- Create and interpret a frequency table
- Determine when relative frequencies, cumulative frequencies and cumulative percentages are helpful/appropriate and when they are not
- Create and interpret a pie chart, a bar chart and a histogram, and determine which types of data are most appropriate for each
Frequency: the number of times a given observation appears in the data
Frequency distribution: a table reporting the number of observations falling into each category of the variable
Cumulative frequency distribution: a distribution showing the number of observations falling at or below each category, interval or score of a given variable. It is essentially a running total of frequencies.
Cumulative percent distribution: a distribution showing the percentage of observations falling at or below each category, interval or score of a given variable.
Last spring, I asked all the students in my class to name their favorite Teenage Mutant Ninja Turtle. The results were as follows:
Leonardo = 15
Donatello = 13
Raphael = 20
Michelangelo = 7
Other = 1 (One student put "Galapagos tortoise," either because he didn't understand the question or because he was being glib.)
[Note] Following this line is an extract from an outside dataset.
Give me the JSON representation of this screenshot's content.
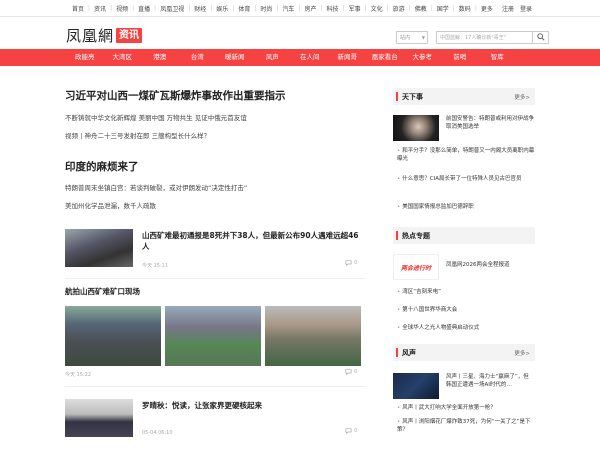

The frequency (f) of a particular observation is the number of times the observation occurs in the data. In this example, the frequency of the Leonardo category is 15 because 15 people said he was their favorite. The distribution of a variable is the pattern of frequencies of the observation. A frequency distribution is a table that reports the number of observations that fall into each category of the variable we're analyzing. Making a frequency distribution for my Ninja Turtle data is pretty straightforward:
Favorite Ninja Turtle
Frequency distributions can show either the actual number of observations falling in each category or the percentage of observations. The actual number is called the raw score, while a distribution that includes the percentage of observations is called a relative frequency distribution. Relative frequency distributions are referred to as such because they allow for comparison between categories with unequal numbers of observations. We can turn the above table into a relative frequency distribution by calculating the percentage of observations in each category:
Favorite Ninja Turtle
|Turtle/Tortoise||Frequency (f)||Relative Frequency (%)|
|Leonardo||15||15/56 = 0.27 x 100 = 27%|
|Donatello||13||13/56 = 0.23 x 100 = 23%|
|Raphael||20||20/56 = 0.36 x 100 = 36%|
|Michelangelo||7||7/56 = 0.13 x 100 = 13%|
|Other||1||1/56 = 0.02 x 100 = 2%|
|Total||56||56/56 = 1 x 100 = 100%|
Relative frequencies can be useful when comparing the distributions of two different samples. Last fall, I asked my students the same question about their favorite Ninja Turtles, and the results are as follows:
Favorite Ninja Turtle
Suppose we wanted to compare the popularity of Donatello between my two classes. We can see from looking at the raw frequencies that 13 of the students in my class last spring listed Donatello as their favorite, and 13 of the students in my class last fall did as well. Can we therefore conclude that Donatello was equally popular in both classes? No! We can't compare raw frequencies directly because the two groups have different sample sizes. My class last spring had 56 students, while my class last fall only had 40. In stats terminology, we would say that n=56 in the first sample, while n=40 in the second. In order to compare the two, we need to calculate the relative frequencies of the second sample:
Favorite Ninja Turtle
|Turtle||Frequency (f)||Relative Frequency (%)|
|Leonardo||7||7/40 = 0.175 x 100 = 17.5%|
|Donatello||13||13/40 = 0.325 x 100 = 32.5%|
|Raphael||5||5/40 = 0.125 x 100 = 12.5%|
|Michelangelo||15||15/40 = 0.375 x 100 = 37.5%|
|Total||40||40/40 = 1 x 100 = 100%|
Even though the same number of students in each class listed Donatello as their favorite Ninja Turtle, a higher percentage (i.e., a greater relative frequency) of students listed him as their favorite in the second sample.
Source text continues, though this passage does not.